Correspondentieadres van de Commissie
Europese Commissie |
Directoraat-generaal Handel |
Directoraat B |
Kamer J-79 5/16 |
B-1049 Brussel, België |
Fax (32-2) 295 65 05 |
Telex COMEU B 21877. |
8. Medewerking
Indien belanghebbenden de nodige gegevens niet binnen de gestelde termijnen verstrekken, geen toegang daartoe geven of het onderzoek ernstig belemmeren, kunnen, overeenkomstig artikel 18 van de basisverordening, op grond van de beschikbare gegevens conclusies worden getrokken, zowel in positieve als in negatieve zin.
De Commissie kan de verstrekte informatie, indien deze onjuist of misleidend blijkt, buiten beschouwing laten en van beschikbare gegevens gebruikmaken.
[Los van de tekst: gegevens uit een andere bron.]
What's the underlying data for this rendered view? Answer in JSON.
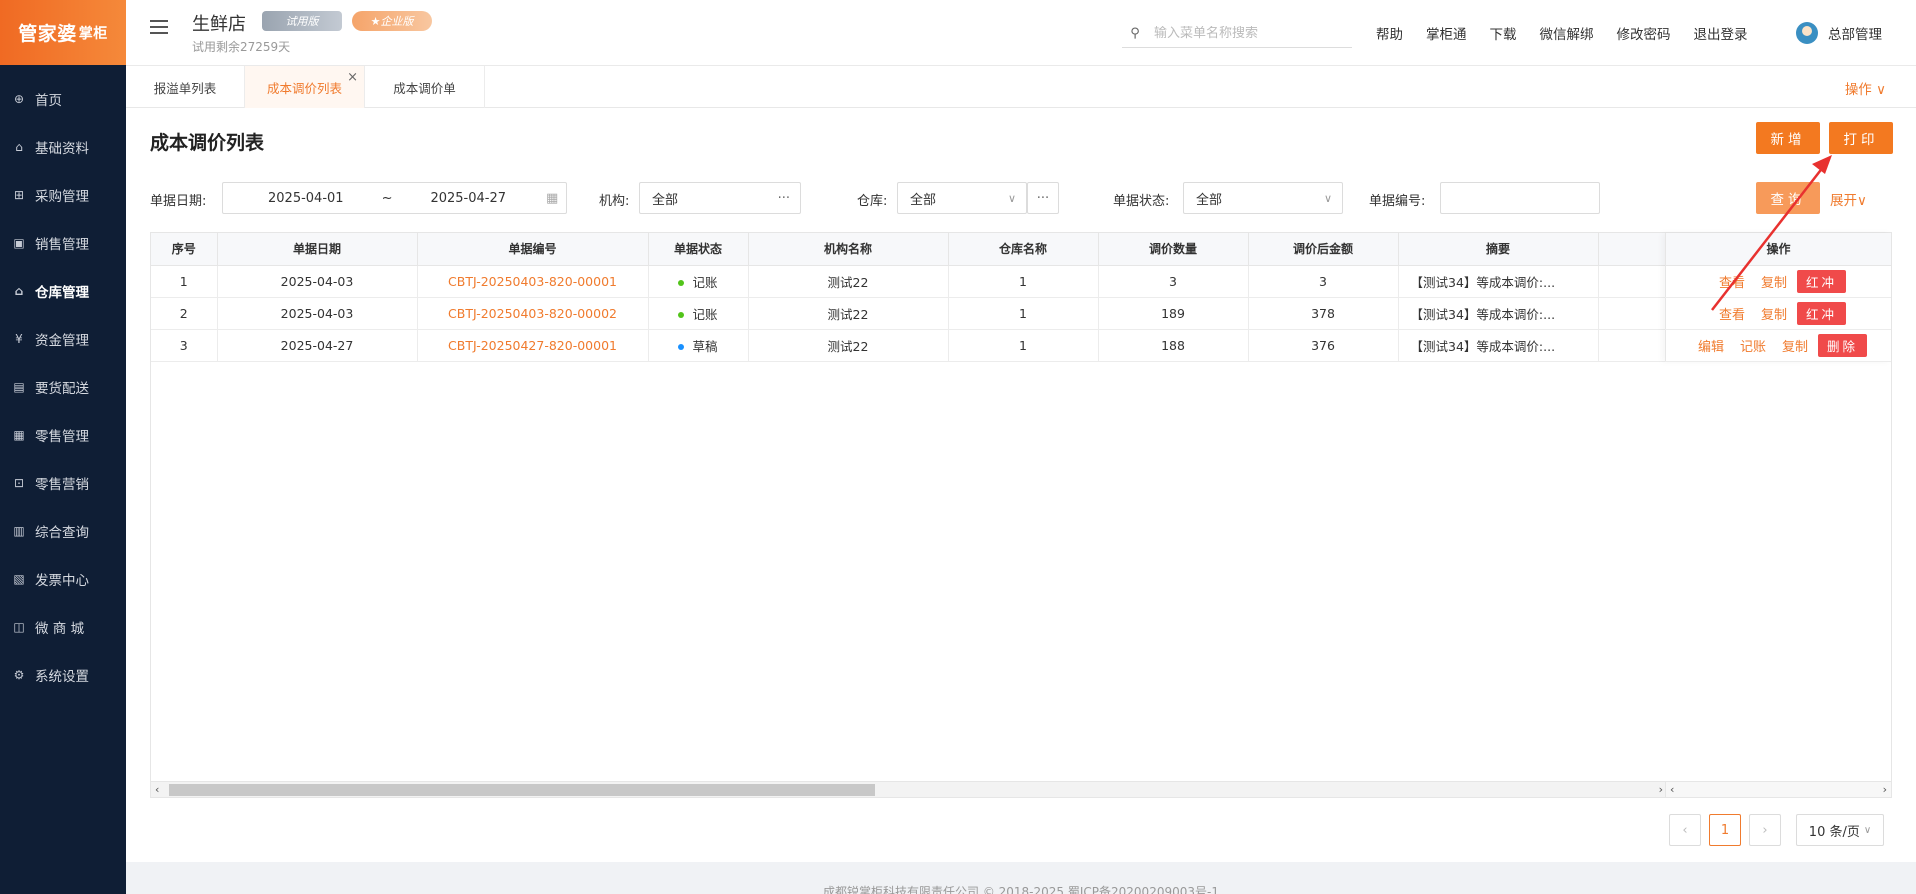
{
  "logo": {
    "main": "管家婆",
    "sub": "掌柜"
  },
  "sidebar": {
    "items": [
      {
        "label": "首页",
        "icon": "globe-icon",
        "glyph": "⊕"
      },
      {
        "label": "基础资料",
        "icon": "home-icon",
        "glyph": "⌂"
      },
      {
        "label": "采购管理",
        "icon": "cart-icon",
        "glyph": "⊞"
      },
      {
        "label": "销售管理",
        "icon": "sales-icon",
        "glyph": "▣"
      },
      {
        "label": "仓库管理",
        "icon": "warehouse-icon",
        "glyph": "⌂"
      },
      {
        "label": "资金管理",
        "icon": "money-icon",
        "glyph": "¥"
      },
      {
        "label": "要货配送",
        "icon": "delivery-icon",
        "glyph": "▤"
      },
      {
        "label": "零售管理",
        "icon": "retail-icon",
        "glyph": "▦"
      },
      {
        "label": "零售营销",
        "icon": "gift-icon",
        "glyph": "⊡"
      },
      {
        "label": "综合查询",
        "icon": "query-icon",
        "glyph": "▥"
      },
      {
        "label": "发票中心",
        "icon": "invoice-icon",
        "glyph": "▧"
      },
      {
        "label": "微 商 城",
        "icon": "shop-icon",
        "glyph": "◫"
      },
      {
        "label": "系统设置",
        "icon": "settings-icon",
        "glyph": "⚙"
      }
    ]
  },
  "header": {
    "store": "生鲜店",
    "trial_remaining": "试用剩余27259天",
    "badge_trial": "试用版",
    "badge_enterprise": "企业版",
    "search_placeholder": "输入菜单名称搜索",
    "links": [
      "帮助",
      "掌柜通",
      "下载",
      "微信解绑",
      "修改密码",
      "退出登录"
    ],
    "user": "总部管理"
  },
  "tabs": [
    {
      "label": "报溢单列表"
    },
    {
      "label": "成本调价列表",
      "close": "×"
    },
    {
      "label": "成本调价单"
    }
  ],
  "operations_label": "操作 ∨",
  "page": {
    "title": "成本调价列表",
    "add_label": "新增",
    "print_label": "打印",
    "query_label": "查询",
    "expand_label": "展开∨"
  },
  "filters": {
    "date_label": "单据日期:",
    "date_from": "2025-04-01",
    "date_sep": "~",
    "date_to": "2025-04-27",
    "org_label": "机构:",
    "org_value": "全部",
    "warehouse_label": "仓库:",
    "warehouse_value": "全部",
    "status_label": "单据状态:",
    "status_value": "全部",
    "code_label": "单据编号:",
    "code_value": ""
  },
  "table": {
    "headers": [
      "序号",
      "单据日期",
      "单据编号",
      "单据状态",
      "机构名称",
      "仓库名称",
      "调价数量",
      "调价后金额",
      "摘要",
      "",
      "操作"
    ],
    "rows": [
      {
        "no": "1",
        "date": "2025-04-03",
        "code": "CBTJ-20250403-820-00001",
        "status": "记账",
        "status_color": "#52c41a",
        "org": "测试22",
        "warehouse": "1",
        "qty": "3",
        "amount": "3",
        "summary": "【测试34】等成本调价:...",
        "ops": [
          "查看",
          "复制"
        ],
        "danger": "红冲"
      },
      {
        "no": "2",
        "date": "2025-04-03",
        "code": "CBTJ-20250403-820-00002",
        "status": "记账",
        "status_color": "#52c41a",
        "org": "测试22",
        "warehouse": "1",
        "qty": "189",
        "amount": "378",
        "summary": "【测试34】等成本调价:...",
        "ops": [
          "查看",
          "复制"
        ],
        "danger": "红冲"
      },
      {
        "no": "3",
        "date": "2025-04-27",
        "code": "CBTJ-20250427-820-00001",
        "status": "草稿",
        "status_color": "#1890ff",
        "org": "测试22",
        "warehouse": "1",
        "qty": "188",
        "amount": "376",
        "summary": "【测试34】等成本调价:...",
        "ops": [
          "编辑",
          "记账",
          "复制"
        ],
        "danger": "删除"
      }
    ]
  },
  "pagination": {
    "current": "1",
    "page_size": "10 条/页"
  },
  "footer": "成都锐掌柜科技有限责任公司 © 2018-2025 蜀ICP备20200209003号-1",
  "colors": {
    "accent": "#f37920",
    "sidebar": "#0f1e35",
    "danger": "#f04a4a"
  }
}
Indien een belanghebbende geen of slechts gedeeltelijk medewerking verleent, en de bevindingen daarom op de beschikbare gegevens worden gebaseerd overeenkomstig artikel 18 van de basisverordening, kan het resultaat voor hem ongunstiger zijn dan wanneer hij wel medewerking had verleend.
9. Tijdschema
Het onderzoek zal overeenkomstig artikel 6, lid 9, van de basisverordening binnen 15 maanden na de publicatie van dit bericht in het Publicatieblad van de Europese Unie worden afgesloten. Overeenkomstig artikel 7, lid 1, van de basisverordening kunnen uiterlijk negen maanden na de publicatie van dit bericht in het Publicatieblad van de Europese Unie voorlopige maatregelen worden genomen.
(1) PB L 56 van 6.3.1996, blz. 1. Verordening laatstelijk gewijzigd bij Verordening (EG) nr. 461/2004 (PB L 77 van 13.3.2004, blz. 12).
(2) Niet in de steekproef opgenomen ondernemingen kunnen om de vaststelling van een individuele dumpingmarge verzoeken op grond van artikel 17, lid 3, van de basisverordening.
(3) Voor de betekenis van het begrip „verbonden bedrijf” zie artikel 143 van Verordening (EG) nr. 2454/93 van de Commissie houdende bepalingen ter uitvoering van het communautaire douanewetboek (PB L 253 van 11.10.1993, blz. 1).
(4) Dit betekent dat de documenten slechts voor intern gebruik zijn bestemd en beschermd zijn in de zin van artikel 4 van Verordening (EG) nr. 1049/2001 van het Europees Parlement en van de Raad (PB L 145 van 31.5.2001, blz. 43). Deze documenten zijn vertrouwelijk op grond van artikel 19 van Verordening (EG) nr. 384/96 (PB L 56 van 6.3.1996, blz. 1) en artikel 6 van de WTO-Overeenkomst inzake de tenuitvoerlegging van artikel VI van de GATT 1994 (Antidumpingovereenkomst).